Станислаус уставился на своего друга. Глаза Вейсблатта были пусты. Когда Вейсблатт все-таки ощутил, что на него пристально смотрят, он захлопал глазами и потянул носом воздух, как собака.

— Насколько я знаю, у них есть свой запах, сударь. Они пахнут как палач в Париже.

Вейсблатт отвернулся к стене. Крафтчек потянул Станислауса за рукав:

— Не приставай к нему с вопросами, а то ему, того и гляди, опять захочется летать, как в прошлую ночь. Он себе внушил, что у него утиные крылья, но они жареные, и он, пролетев чуток, всякий раз падает.

— Его заколдовали, — сказал Богдан. Станислаус сообщил начальству, что его друг Вейсблатт болен.

— Он же поэт, значит, так и так полоумный, — сказал унтер-офицер медицинской службы. — Я за ним понаблюдаю на дежурстве.

20

Станислаус благоговеет перед еще не написанной книгой, его посвящают в тайну и ввергают в сомнения.
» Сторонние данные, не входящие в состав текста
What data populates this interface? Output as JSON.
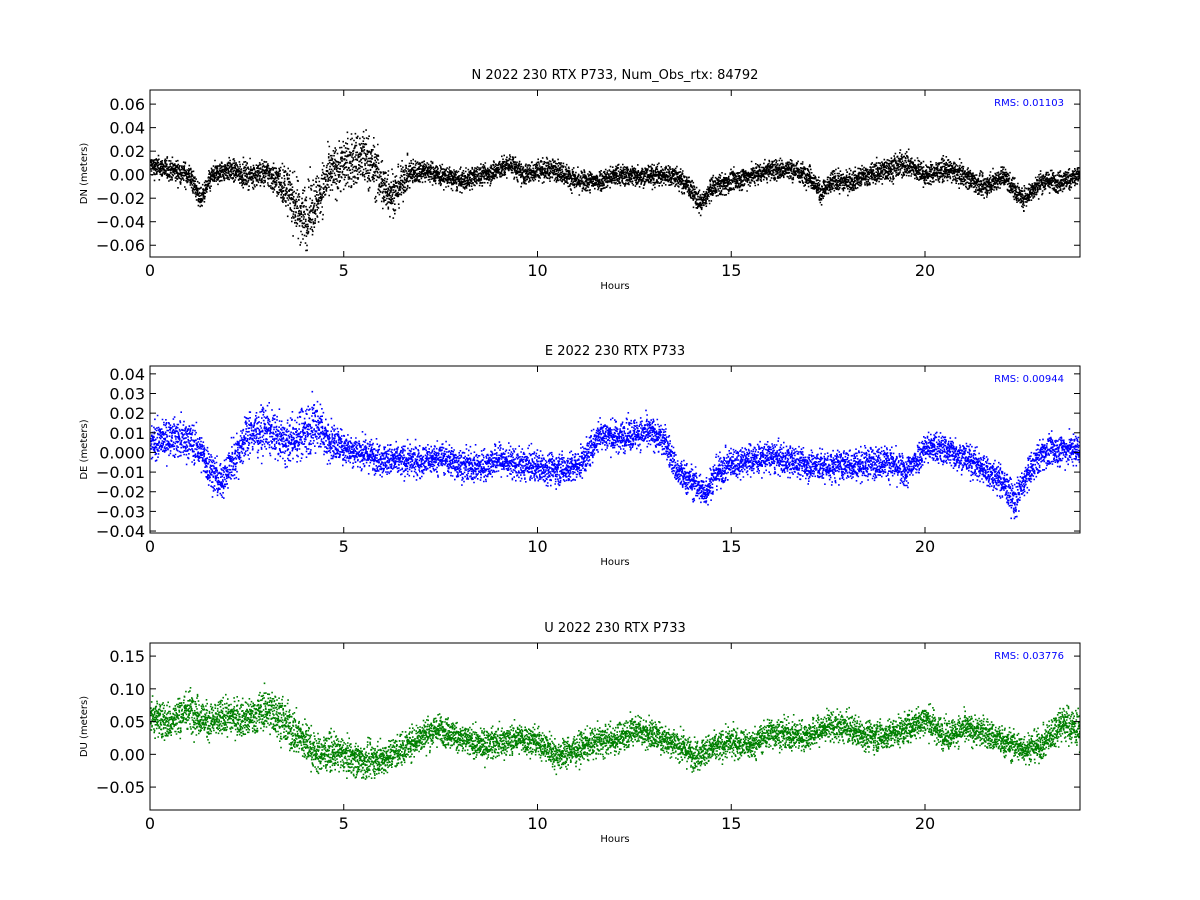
{
  "chart_data": [
    {
      "type": "scatter",
      "title": "N 2022 230 RTX  P733, Num_Obs_rtx: 84792",
      "xlabel": "Hours",
      "ylabel": "DN (meters)",
      "xlim": [
        0,
        24
      ],
      "ylim": [
        -0.07,
        0.072
      ],
      "xticks": [
        0,
        5,
        10,
        15,
        20
      ],
      "xtick_labels": [
        "0",
        "5",
        "10",
        "15",
        "20"
      ],
      "yticks": [
        -0.06,
        -0.04,
        -0.02,
        0.0,
        0.02,
        0.04,
        0.06
      ],
      "ytick_labels": [
        "−0.06",
        "−0.04",
        "−0.02",
        "0.00",
        "0.02",
        "0.04",
        "0.06"
      ],
      "annotation": "RMS:  0.01103",
      "color": "#000000",
      "annotation_color": "#0000ff",
      "num_points": 84792,
      "rms": 0.01103,
      "series": [
        {
          "x": [
            0,
            0.5,
            1,
            1.3,
            1.6,
            2,
            2.5,
            3,
            3.5,
            3.8,
            4,
            4.3,
            4.6,
            5,
            5.5,
            5.8,
            6,
            6.3,
            6.6,
            7,
            7.5,
            8,
            8.5,
            9,
            9.3,
            9.6,
            10,
            10.5,
            11,
            11.5,
            12,
            12.5,
            13,
            13.5,
            13.9,
            14.2,
            14.5,
            15,
            15.5,
            16,
            16.5,
            17,
            17.3,
            17.6,
            18,
            18.5,
            19,
            19.5,
            20,
            20.5,
            21,
            21.5,
            22,
            22.5,
            23,
            23.5,
            24
          ],
          "y": [
            0.008,
            0.005,
            0.0,
            -0.02,
            0.0,
            0.005,
            0.0,
            0.002,
            -0.01,
            -0.03,
            -0.035,
            -0.02,
            0.0,
            0.01,
            0.015,
            0.005,
            -0.01,
            -0.015,
            0.0,
            0.005,
            0.0,
            -0.005,
            0.0,
            0.005,
            0.01,
            0.0,
            0.005,
            0.005,
            -0.005,
            -0.005,
            0.0,
            0.0,
            0.0,
            0.0,
            -0.01,
            -0.025,
            -0.01,
            -0.005,
            0.0,
            0.005,
            0.005,
            0.0,
            -0.015,
            -0.005,
            -0.005,
            0.0,
            0.005,
            0.01,
            0.0,
            0.005,
            0.0,
            -0.01,
            0.0,
            -0.02,
            -0.005,
            -0.005,
            0.0
          ],
          "spread": [
            0.008,
            0.008,
            0.009,
            0.008,
            0.008,
            0.008,
            0.009,
            0.01,
            0.016,
            0.022,
            0.024,
            0.02,
            0.018,
            0.02,
            0.022,
            0.02,
            0.02,
            0.016,
            0.012,
            0.008,
            0.008,
            0.008,
            0.008,
            0.008,
            0.008,
            0.008,
            0.008,
            0.008,
            0.008,
            0.008,
            0.008,
            0.008,
            0.008,
            0.008,
            0.008,
            0.008,
            0.008,
            0.008,
            0.008,
            0.008,
            0.008,
            0.008,
            0.008,
            0.008,
            0.008,
            0.008,
            0.009,
            0.01,
            0.008,
            0.008,
            0.008,
            0.008,
            0.008,
            0.008,
            0.008,
            0.008,
            0.008
          ]
        }
      ]
    },
    {
      "type": "scatter",
      "title": "E 2022 230 RTX  P733",
      "xlabel": "Hours",
      "ylabel": "DE (meters)",
      "xlim": [
        0,
        24
      ],
      "ylim": [
        -0.041,
        0.044
      ],
      "xticks": [
        0,
        5,
        10,
        15,
        20
      ],
      "xtick_labels": [
        "0",
        "5",
        "10",
        "15",
        "20"
      ],
      "yticks": [
        -0.04,
        -0.03,
        -0.02,
        -0.01,
        0.0,
        0.01,
        0.02,
        0.03,
        0.04
      ],
      "ytick_labels": [
        "−0.04",
        "−0.03",
        "−0.02",
        "−0.01",
        "0.000",
        "0.01",
        "0.02",
        "0.03",
        "0.04"
      ],
      "annotation": "RMS:  0.00944",
      "color": "#0000ff",
      "annotation_color": "#0000ff",
      "rms": 0.00944,
      "series": [
        {
          "x": [
            0,
            0.5,
            1,
            1.3,
            1.6,
            1.8,
            2,
            2.5,
            3,
            3.5,
            4,
            4.3,
            4.6,
            5,
            5.5,
            6,
            6.5,
            7,
            7.5,
            8,
            8.5,
            9,
            9.5,
            10,
            10.5,
            11,
            11.3,
            11.6,
            12,
            12.5,
            13,
            13.3,
            13.6,
            14,
            14.3,
            14.6,
            15,
            15.5,
            16,
            16.5,
            17,
            17.5,
            18,
            18.5,
            19,
            19.5,
            20,
            20.5,
            21,
            21.5,
            22,
            22.3,
            22.6,
            23,
            23.5,
            24
          ],
          "y": [
            0.005,
            0.008,
            0.007,
            0.0,
            -0.01,
            -0.015,
            -0.008,
            0.01,
            0.012,
            0.005,
            0.012,
            0.015,
            0.006,
            0.003,
            0.0,
            -0.003,
            -0.004,
            -0.004,
            -0.002,
            -0.006,
            -0.007,
            -0.003,
            -0.006,
            -0.007,
            -0.008,
            -0.007,
            0.0,
            0.01,
            0.008,
            0.01,
            0.01,
            0.005,
            -0.01,
            -0.015,
            -0.02,
            -0.01,
            -0.005,
            -0.003,
            -0.002,
            -0.004,
            -0.006,
            -0.007,
            -0.006,
            -0.005,
            -0.004,
            -0.01,
            0.003,
            0.002,
            -0.002,
            -0.008,
            -0.015,
            -0.025,
            -0.012,
            0.0,
            0.002,
            0.002
          ],
          "spread": [
            0.008,
            0.008,
            0.009,
            0.008,
            0.009,
            0.008,
            0.009,
            0.01,
            0.01,
            0.009,
            0.012,
            0.012,
            0.009,
            0.007,
            0.007,
            0.007,
            0.007,
            0.007,
            0.007,
            0.007,
            0.007,
            0.007,
            0.007,
            0.007,
            0.007,
            0.007,
            0.007,
            0.007,
            0.007,
            0.007,
            0.007,
            0.007,
            0.007,
            0.007,
            0.007,
            0.007,
            0.007,
            0.007,
            0.007,
            0.007,
            0.007,
            0.007,
            0.007,
            0.007,
            0.007,
            0.007,
            0.007,
            0.007,
            0.007,
            0.007,
            0.007,
            0.008,
            0.007,
            0.007,
            0.007,
            0.007
          ]
        }
      ]
    },
    {
      "type": "scatter",
      "title": "U 2022 230 RTX  P733",
      "xlabel": "Hours",
      "ylabel": "DU (meters)",
      "xlim": [
        0,
        24
      ],
      "ylim": [
        -0.085,
        0.17
      ],
      "xticks": [
        0,
        5,
        10,
        15,
        20
      ],
      "xtick_labels": [
        "0",
        "5",
        "10",
        "15",
        "20"
      ],
      "yticks": [
        -0.05,
        0.0,
        0.05,
        0.1,
        0.15
      ],
      "ytick_labels": [
        "−0.05",
        "0.00",
        "0.05",
        "0.10",
        "0.15"
      ],
      "annotation": "RMS:  0.03776",
      "color": "#008000",
      "annotation_color": "#0000ff",
      "rms": 0.03776,
      "series": [
        {
          "x": [
            0,
            0.5,
            1,
            1.5,
            2,
            2.5,
            3,
            3.3,
            3.6,
            4,
            4.3,
            4.6,
            5,
            5.5,
            6,
            6.5,
            7,
            7.5,
            8,
            8.5,
            9,
            9.5,
            10,
            10.5,
            11,
            11.5,
            12,
            12.5,
            13,
            13.5,
            14,
            14.5,
            15,
            15.5,
            16,
            16.5,
            17,
            17.5,
            18,
            18.5,
            19,
            19.5,
            20,
            20.5,
            21,
            21.5,
            22,
            22.5,
            23,
            23.5,
            24
          ],
          "y": [
            0.06,
            0.05,
            0.07,
            0.05,
            0.06,
            0.055,
            0.07,
            0.06,
            0.04,
            0.02,
            0.0,
            0.005,
            0.0,
            -0.01,
            -0.005,
            0.01,
            0.03,
            0.04,
            0.025,
            0.015,
            0.02,
            0.025,
            0.02,
            0.0,
            0.01,
            0.02,
            0.025,
            0.04,
            0.03,
            0.02,
            0.0,
            0.01,
            0.02,
            0.015,
            0.035,
            0.03,
            0.03,
            0.045,
            0.04,
            0.03,
            0.03,
            0.04,
            0.055,
            0.03,
            0.04,
            0.035,
            0.02,
            0.01,
            0.015,
            0.05,
            0.04
          ],
          "spread": [
            0.025,
            0.025,
            0.028,
            0.024,
            0.024,
            0.024,
            0.028,
            0.03,
            0.03,
            0.028,
            0.025,
            0.024,
            0.022,
            0.024,
            0.022,
            0.022,
            0.022,
            0.02,
            0.02,
            0.02,
            0.02,
            0.02,
            0.02,
            0.02,
            0.02,
            0.02,
            0.02,
            0.02,
            0.02,
            0.02,
            0.02,
            0.02,
            0.02,
            0.02,
            0.02,
            0.02,
            0.02,
            0.02,
            0.02,
            0.02,
            0.02,
            0.02,
            0.022,
            0.02,
            0.02,
            0.02,
            0.02,
            0.02,
            0.02,
            0.025,
            0.025
          ]
        }
      ]
    }
  ]
}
В воскресенье Станислаус и Вейсблатт сидели под толстой сосной за пределами лагеря. Стояла тишина. Птицы уже отгомонили, отпели свое. Большие лесные муравьи ползли своими трактами, тащили маленькие веточки, сосновые иглы, личинки и ощупывали себя, когда в слепом своем рвении сталкивались друг с дружкой. Вейсблатт березовой веткой чертил что-то на песке.

— Насколько я знаю, я действительно помешанный. Нервы вконец испорчены.

— Ты плохо играешь. И это заметно.

— Только тебе.

— Они тебя обследуют и поставят к стенке.

— Я буду играть лучше. Насколько я знаю, это иногда удается. В Париже я прочел несколько книг по психологии. Интересно!

Что-то затрещало в ветвях. Они пригнулись. Из ветвей вылетел дятел. Они подняли головы и рассмеялись.

— Вот тебе, пожалуйста, на таких мелочах они тебя и подловят, — сказал Станислаус.

Вейсблатт нарисовал на песке дом крышей вниз. Теперь он рисовал дым из трубы.

— Но я вправду сойду с ума в этом лесу.

— Ну тогда я ничем не могу тебе помочь. — Станислаус поднялся. Стая ворон летела сквозь сумерки.

— «Двенадцать воронов на Нотр-Дам…» — завел Вейсблатт. — Ты когда-нибудь вспоминал об Элен?

— По-моему, я думаю о ней больше, чем ты.